Researchers keep it up developing new medication to fight cancer, and whereas some square measure so effective, others ne’er full-fill their promise.
A new study currently explains why some cancer medication might not add the method their developers suppose they are doing. But within the problem also lies the solution.
Cancer affects many individuals around the world, and in some cases, it does not respond to the forms of therapy that doctors usually prescribe.
For this reason, researchers keep it up trying to find the ever simpler medication that may stop cancer in its tracks.

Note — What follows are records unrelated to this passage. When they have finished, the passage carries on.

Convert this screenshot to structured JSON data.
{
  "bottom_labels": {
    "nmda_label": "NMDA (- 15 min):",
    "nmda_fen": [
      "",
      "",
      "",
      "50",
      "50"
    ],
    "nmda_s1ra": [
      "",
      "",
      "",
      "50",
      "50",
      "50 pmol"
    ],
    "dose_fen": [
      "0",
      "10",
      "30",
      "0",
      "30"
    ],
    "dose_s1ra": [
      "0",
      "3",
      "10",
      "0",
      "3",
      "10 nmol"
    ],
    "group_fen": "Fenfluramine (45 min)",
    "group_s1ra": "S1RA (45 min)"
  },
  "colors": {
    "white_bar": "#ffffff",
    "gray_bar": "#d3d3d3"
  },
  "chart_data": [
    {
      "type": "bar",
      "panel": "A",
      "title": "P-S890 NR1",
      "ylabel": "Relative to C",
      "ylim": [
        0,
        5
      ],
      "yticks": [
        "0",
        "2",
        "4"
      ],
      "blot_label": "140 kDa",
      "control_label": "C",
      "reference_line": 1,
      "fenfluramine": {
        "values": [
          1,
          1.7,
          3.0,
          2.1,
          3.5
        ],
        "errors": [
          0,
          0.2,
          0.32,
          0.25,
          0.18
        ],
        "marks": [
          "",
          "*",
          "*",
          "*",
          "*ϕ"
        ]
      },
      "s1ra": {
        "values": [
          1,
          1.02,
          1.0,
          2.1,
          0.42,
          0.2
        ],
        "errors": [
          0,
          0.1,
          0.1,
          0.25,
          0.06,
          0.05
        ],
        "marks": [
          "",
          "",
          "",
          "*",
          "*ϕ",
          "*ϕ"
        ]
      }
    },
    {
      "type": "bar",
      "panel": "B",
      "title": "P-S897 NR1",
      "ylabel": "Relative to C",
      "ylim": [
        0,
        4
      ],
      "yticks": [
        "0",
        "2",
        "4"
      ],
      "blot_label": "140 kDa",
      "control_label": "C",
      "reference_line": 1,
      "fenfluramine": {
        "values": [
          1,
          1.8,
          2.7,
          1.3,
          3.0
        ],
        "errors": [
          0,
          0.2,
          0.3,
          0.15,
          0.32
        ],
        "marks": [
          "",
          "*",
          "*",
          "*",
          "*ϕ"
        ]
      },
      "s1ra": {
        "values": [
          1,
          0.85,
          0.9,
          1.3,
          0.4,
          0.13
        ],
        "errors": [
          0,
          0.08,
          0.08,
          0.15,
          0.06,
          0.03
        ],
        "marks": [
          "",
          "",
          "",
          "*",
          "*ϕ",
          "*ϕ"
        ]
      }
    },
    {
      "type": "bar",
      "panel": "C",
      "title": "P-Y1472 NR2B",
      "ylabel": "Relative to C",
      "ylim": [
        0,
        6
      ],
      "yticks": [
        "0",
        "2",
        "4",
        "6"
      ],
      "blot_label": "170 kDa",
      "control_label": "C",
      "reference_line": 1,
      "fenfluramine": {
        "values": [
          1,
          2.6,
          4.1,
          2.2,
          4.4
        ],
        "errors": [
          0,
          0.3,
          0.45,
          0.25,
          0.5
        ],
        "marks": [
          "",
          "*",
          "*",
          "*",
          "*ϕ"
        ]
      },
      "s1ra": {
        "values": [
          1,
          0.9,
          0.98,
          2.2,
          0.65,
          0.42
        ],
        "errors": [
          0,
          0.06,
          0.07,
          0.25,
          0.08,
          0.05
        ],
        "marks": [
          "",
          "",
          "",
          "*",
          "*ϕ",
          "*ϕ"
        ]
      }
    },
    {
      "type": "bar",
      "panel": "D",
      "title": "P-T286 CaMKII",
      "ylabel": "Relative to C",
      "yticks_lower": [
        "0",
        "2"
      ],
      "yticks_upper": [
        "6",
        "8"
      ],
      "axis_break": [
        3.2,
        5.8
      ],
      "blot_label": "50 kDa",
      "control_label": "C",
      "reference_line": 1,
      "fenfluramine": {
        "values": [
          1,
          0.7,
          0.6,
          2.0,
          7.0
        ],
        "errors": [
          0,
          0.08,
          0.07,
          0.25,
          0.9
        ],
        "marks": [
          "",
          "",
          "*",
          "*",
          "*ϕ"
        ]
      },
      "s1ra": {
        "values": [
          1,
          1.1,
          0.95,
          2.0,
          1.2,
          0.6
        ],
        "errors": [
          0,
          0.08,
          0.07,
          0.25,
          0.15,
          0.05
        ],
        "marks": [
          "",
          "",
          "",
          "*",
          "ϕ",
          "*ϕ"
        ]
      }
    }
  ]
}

Sometimes, these new medical specialties live up to their developers’ expectations, whereas at alternative times they let down.
As the explore for improved metastatic tumor medication continues, a replacement study has discovered that a lot of the new medications that work usually target completely different mechanisms than those the scientists intended them for. This may additionally make a case for why several new medications fail to figure.

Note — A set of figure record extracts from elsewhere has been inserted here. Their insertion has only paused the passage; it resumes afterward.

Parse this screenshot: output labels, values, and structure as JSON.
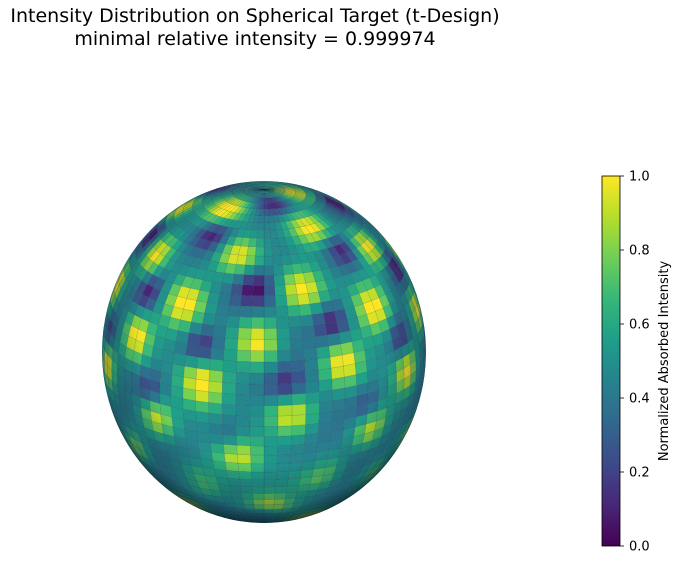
{
  "chart_data": {
    "type": "heatmap",
    "title": "Intensity Distribution on Spherical Target (t-Design)",
    "subtitle": "minimal relative intensity = 0.999974",
    "projection": "3d-sphere",
    "colormap": "viridis",
    "colorbar": {
      "label": "Normalized Absorbed Intensity",
      "range": [
        0.0,
        1.0
      ],
      "ticks": [
        0.0,
        0.2,
        0.4,
        0.6,
        0.8,
        1.0
      ],
      "tick_labels": [
        "0.0",
        "0.2",
        "0.4",
        "0.6",
        "0.8",
        "1.0"
      ],
      "placement": "right"
    },
    "colors": {
      "viridis": [
        "#440154",
        "#482777",
        "#3e4a89",
        "#31688e",
        "#26828e",
        "#1f9e89",
        "#35b779",
        "#6ece58",
        "#b5de2b",
        "#fde725"
      ]
    }
  }
}
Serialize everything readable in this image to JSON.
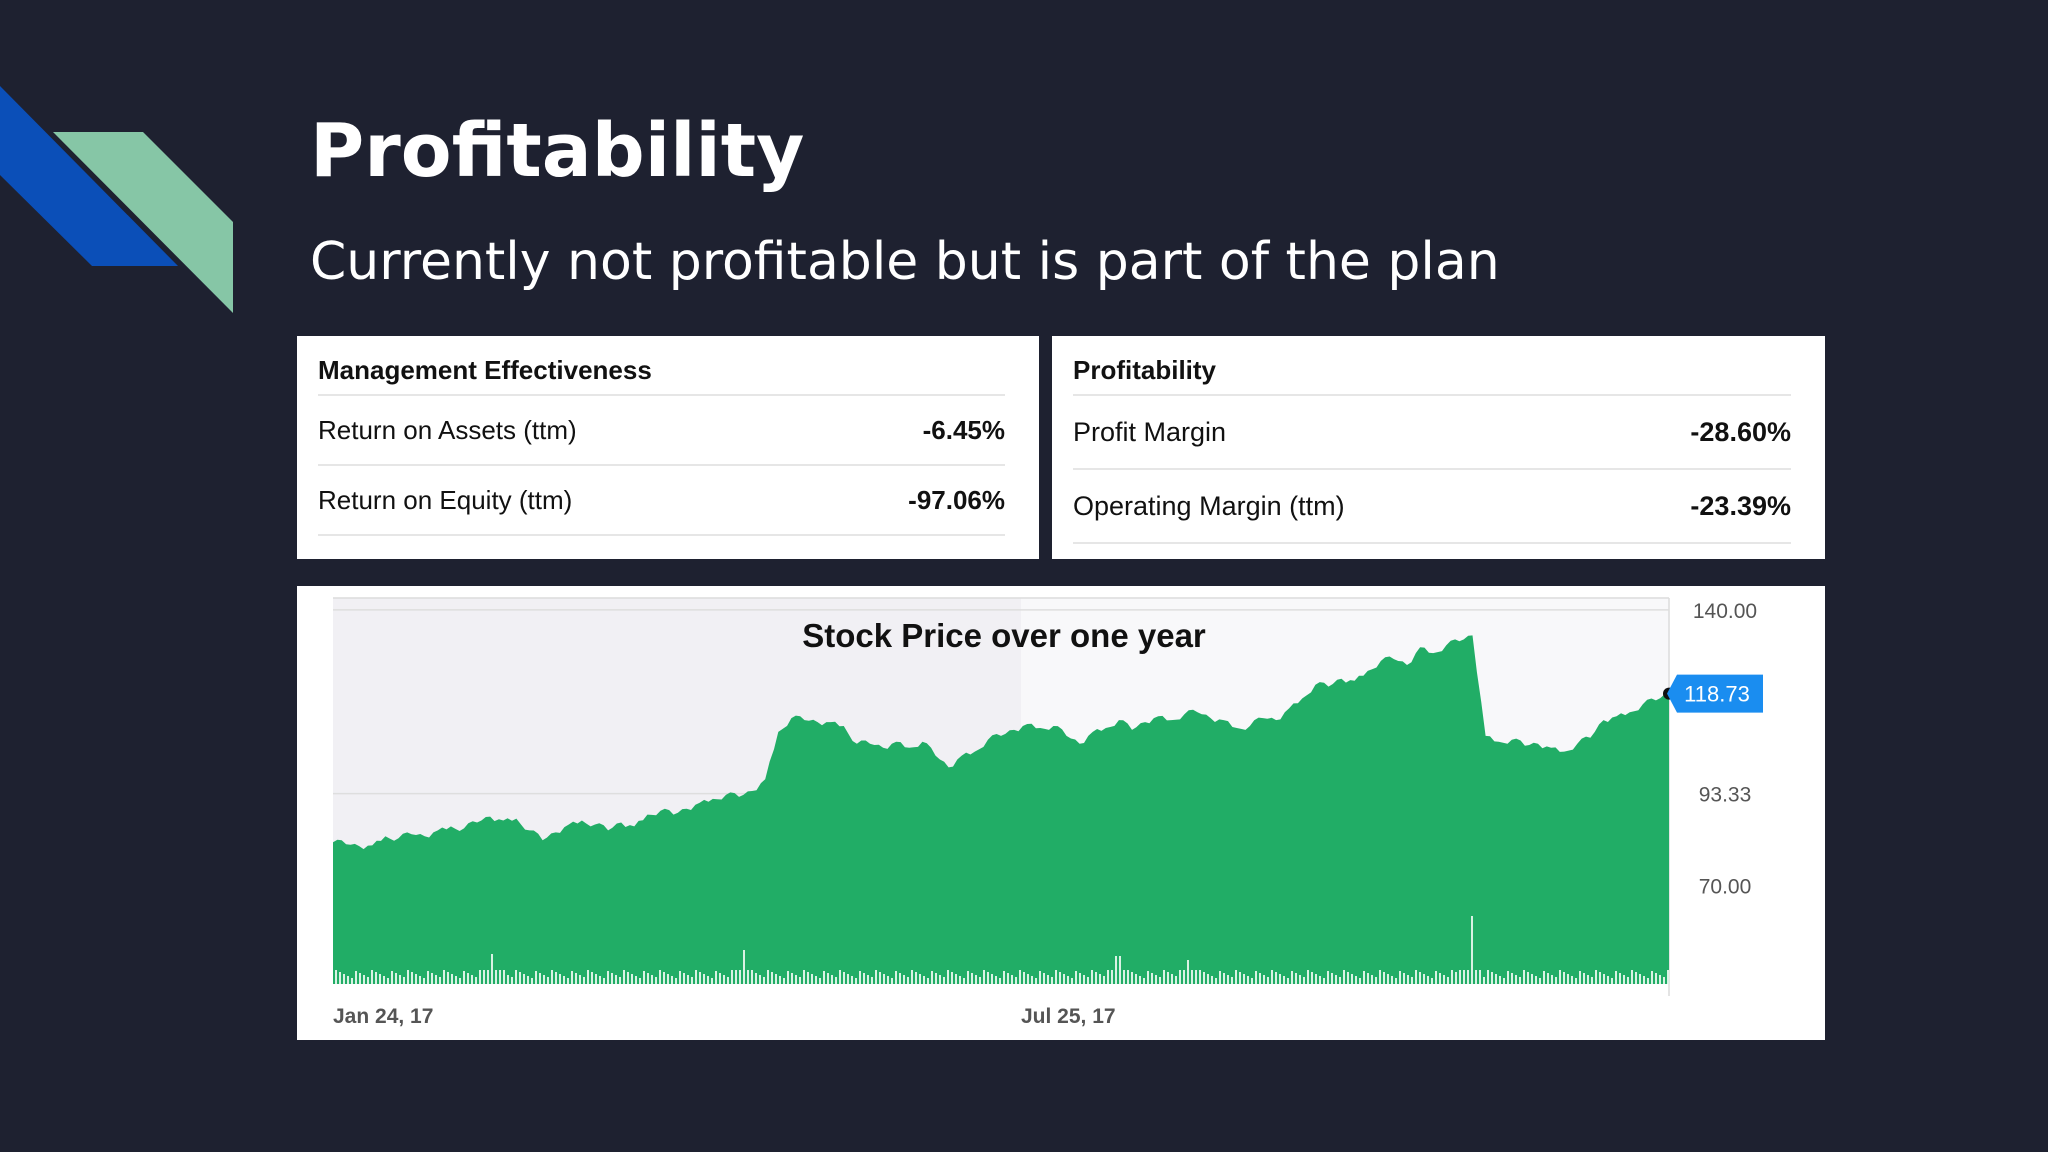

The finding comes from a team of scientists at the Cold Spring Harbor Laboratory in New York, who originally set out to study a different issue. Jason Sheltzer, Ph.D., and the team initially wanted to identify the genes that had links to low survival rates among people receiving cancer treatment.

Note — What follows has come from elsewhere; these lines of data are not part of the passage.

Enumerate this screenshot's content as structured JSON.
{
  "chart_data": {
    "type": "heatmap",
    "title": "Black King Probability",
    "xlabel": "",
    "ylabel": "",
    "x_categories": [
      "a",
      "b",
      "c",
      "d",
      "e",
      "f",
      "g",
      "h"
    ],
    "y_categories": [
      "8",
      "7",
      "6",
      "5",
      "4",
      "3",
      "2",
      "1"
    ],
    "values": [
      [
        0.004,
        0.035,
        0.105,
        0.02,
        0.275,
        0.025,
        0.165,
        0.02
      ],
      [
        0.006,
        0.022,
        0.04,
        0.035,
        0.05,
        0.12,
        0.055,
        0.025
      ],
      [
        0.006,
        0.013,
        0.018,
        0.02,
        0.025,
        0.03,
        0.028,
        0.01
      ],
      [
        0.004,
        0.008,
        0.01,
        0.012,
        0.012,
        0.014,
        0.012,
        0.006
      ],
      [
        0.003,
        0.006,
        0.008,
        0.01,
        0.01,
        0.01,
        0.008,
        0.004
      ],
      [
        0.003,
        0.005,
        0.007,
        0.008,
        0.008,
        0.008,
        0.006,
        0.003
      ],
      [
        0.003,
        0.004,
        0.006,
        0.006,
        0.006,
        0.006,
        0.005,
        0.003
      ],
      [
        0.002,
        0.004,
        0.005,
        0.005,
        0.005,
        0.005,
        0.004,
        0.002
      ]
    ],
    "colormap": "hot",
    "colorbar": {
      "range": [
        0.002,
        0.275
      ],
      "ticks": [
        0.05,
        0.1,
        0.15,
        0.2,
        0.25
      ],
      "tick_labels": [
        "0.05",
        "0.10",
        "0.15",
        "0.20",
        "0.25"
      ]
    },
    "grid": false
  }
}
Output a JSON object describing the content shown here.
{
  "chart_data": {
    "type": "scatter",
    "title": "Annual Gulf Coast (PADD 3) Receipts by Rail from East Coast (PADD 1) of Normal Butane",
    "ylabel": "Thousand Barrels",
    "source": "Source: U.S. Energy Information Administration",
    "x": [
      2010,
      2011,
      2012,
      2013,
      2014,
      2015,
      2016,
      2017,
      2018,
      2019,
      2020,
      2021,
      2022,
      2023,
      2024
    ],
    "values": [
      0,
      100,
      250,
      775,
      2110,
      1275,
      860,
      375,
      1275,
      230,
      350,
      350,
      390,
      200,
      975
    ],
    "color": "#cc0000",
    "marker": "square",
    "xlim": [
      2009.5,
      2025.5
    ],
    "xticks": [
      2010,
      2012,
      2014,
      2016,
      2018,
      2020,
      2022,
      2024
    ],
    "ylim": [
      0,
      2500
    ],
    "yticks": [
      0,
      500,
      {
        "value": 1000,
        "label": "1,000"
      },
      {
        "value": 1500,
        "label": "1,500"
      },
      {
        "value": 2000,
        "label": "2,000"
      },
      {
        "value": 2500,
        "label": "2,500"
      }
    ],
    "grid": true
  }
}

But this work led them to find something they did not expect that MELK, a protein formerly linked with cancer growth, does not affect tumor progression. Because cancer tumors contain high levels of MELK, researchers had thought that cancer cells used this supermolecule to proliferate.
They thought that by stopping MELK production, this would also slow down tumor growth. However, Sheltzer and colleagues found that this was not true.
If a therapeutic target that researchers believed to control most promise didn’t add the method that scientists had expected, could this also be true of other therapeutic targets? “My intention was to researchable whether or not MELK was an aberration,” notes Sheltzer.